JAKARTA, KRjogja.com – Pemerintah mewanti-wanti kepada masyarakat untuk tidak mudik, mengingat besarnya risiko penyebaran Covid-19. Saat ini lebih dari 4 ribu orang pemudik positif virus corona (Covid-19). Hal itu diketahui dari tes acak yang digelar pemerintah di jalur-jalur mudik.

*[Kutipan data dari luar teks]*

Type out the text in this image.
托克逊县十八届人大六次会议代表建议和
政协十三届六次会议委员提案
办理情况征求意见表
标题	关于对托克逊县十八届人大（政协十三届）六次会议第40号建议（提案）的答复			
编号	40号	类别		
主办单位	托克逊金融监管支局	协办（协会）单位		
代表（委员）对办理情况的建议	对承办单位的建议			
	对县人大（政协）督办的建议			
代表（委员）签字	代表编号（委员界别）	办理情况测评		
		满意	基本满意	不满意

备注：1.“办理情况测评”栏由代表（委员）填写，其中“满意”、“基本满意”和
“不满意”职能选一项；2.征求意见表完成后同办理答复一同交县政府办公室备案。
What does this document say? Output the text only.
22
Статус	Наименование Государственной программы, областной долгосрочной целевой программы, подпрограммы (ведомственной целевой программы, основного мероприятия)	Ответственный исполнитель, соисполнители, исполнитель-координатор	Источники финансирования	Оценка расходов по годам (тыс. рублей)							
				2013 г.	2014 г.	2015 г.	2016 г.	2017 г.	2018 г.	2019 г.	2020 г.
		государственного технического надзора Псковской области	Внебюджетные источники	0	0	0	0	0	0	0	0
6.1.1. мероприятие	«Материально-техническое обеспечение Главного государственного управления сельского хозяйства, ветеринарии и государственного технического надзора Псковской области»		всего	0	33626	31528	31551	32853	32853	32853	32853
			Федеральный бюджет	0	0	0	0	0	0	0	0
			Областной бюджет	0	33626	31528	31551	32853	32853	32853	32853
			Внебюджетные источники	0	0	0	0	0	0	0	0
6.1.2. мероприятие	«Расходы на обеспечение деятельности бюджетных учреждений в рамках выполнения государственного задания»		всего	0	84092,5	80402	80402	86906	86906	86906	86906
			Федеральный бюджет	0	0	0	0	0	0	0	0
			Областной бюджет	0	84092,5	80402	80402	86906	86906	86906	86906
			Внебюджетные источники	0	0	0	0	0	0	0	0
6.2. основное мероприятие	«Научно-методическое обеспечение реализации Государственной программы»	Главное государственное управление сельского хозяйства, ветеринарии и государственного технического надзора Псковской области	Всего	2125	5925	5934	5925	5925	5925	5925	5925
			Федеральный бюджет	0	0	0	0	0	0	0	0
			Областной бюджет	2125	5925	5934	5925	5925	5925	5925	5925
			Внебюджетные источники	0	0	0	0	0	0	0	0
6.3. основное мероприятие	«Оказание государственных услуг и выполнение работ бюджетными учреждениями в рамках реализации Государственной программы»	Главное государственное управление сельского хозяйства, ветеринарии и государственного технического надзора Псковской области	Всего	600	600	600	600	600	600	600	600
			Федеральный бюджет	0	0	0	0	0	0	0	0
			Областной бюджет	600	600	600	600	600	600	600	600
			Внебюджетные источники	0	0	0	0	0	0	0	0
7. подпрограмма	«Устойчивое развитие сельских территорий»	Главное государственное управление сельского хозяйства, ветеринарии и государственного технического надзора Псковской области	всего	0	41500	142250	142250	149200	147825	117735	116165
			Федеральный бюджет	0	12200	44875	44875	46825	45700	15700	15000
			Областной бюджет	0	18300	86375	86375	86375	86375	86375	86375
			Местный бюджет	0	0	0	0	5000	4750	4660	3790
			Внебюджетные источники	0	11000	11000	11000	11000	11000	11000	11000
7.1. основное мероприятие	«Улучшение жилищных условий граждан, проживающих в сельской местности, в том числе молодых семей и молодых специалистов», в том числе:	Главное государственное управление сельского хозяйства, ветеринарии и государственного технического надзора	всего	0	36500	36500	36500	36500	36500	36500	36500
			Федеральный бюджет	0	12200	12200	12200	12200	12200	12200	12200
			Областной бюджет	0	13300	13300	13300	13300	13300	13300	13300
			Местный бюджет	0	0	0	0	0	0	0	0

Ketua Komite Penanganan Covid-19 dan Pemulihan Ekonomi Nasional (KPC-PEN) Airlangga Hartarto mengatakan pihaknya telah melakukan tes acak terhadap sekitar 6 ribu orang di pos penyekatan mudik. “Pengetatan oleh Polri di 381 lokasi dan Operasi Ketupat. Jumlah pemudik random testing dari 6.742, konfirmasi positif 4.123 orang,” kata Airlangga dalam jumpa pers di Istana Kepresidenan, Jakarta, disiarkan kanal Youtube Sekretariat Presiden, Senin (10/5).

Airlangga menyampaikan sebanyak 1.686 orang di antaranya langsung menjalani isolasi mandiri. Selain itu, ada 75 orang yang dirawat di rumah sakit. Airlangga menyebut aparat keamanan juga menindak para pelanggar larangan mudik. Dia berkata ada sekitar 41 ribu kendaraan yang diputar balik dari jalur mudik.

“Operasi kendaraan atau Operasi Ketupat jumlah diperiksa kendaraan 113.694, putar balik 41.097, dan pelanggaran travel gelap 306 kendaraan,” tutur Airlangga. Pemerintah menetapkan larangan mudik berlaku selama masa libur Lebaran Idul Fitri. Pelarangan mudik berlangsung pada 6-17 Mei 2021.

Di bagian lain, Airlangga mengemukakan pemerintah kembali memperpanjang pelaksanaan Pemberlakuan Pembatasan Kegiatan Masyarakat Berbasis Mikro (PPKM Mikro) yang akan diberlakukan dari tanggal 18 sampai 31 Mei 2021.

“Pelaksanaan PPKM Mikro Tahap VIII yaitu tanggal 18 sampai 31 Mei (2021) akan diperpanjang dengan cakupan tetap di 30 provinsi. Tentu 18 sampai 31 Mei ini adalah periode dua minggu daripada pasca mudik Hari Raya Lebaran dan tentu pengetatan dari 3T [tracing, testing, dan treatment],” katanya.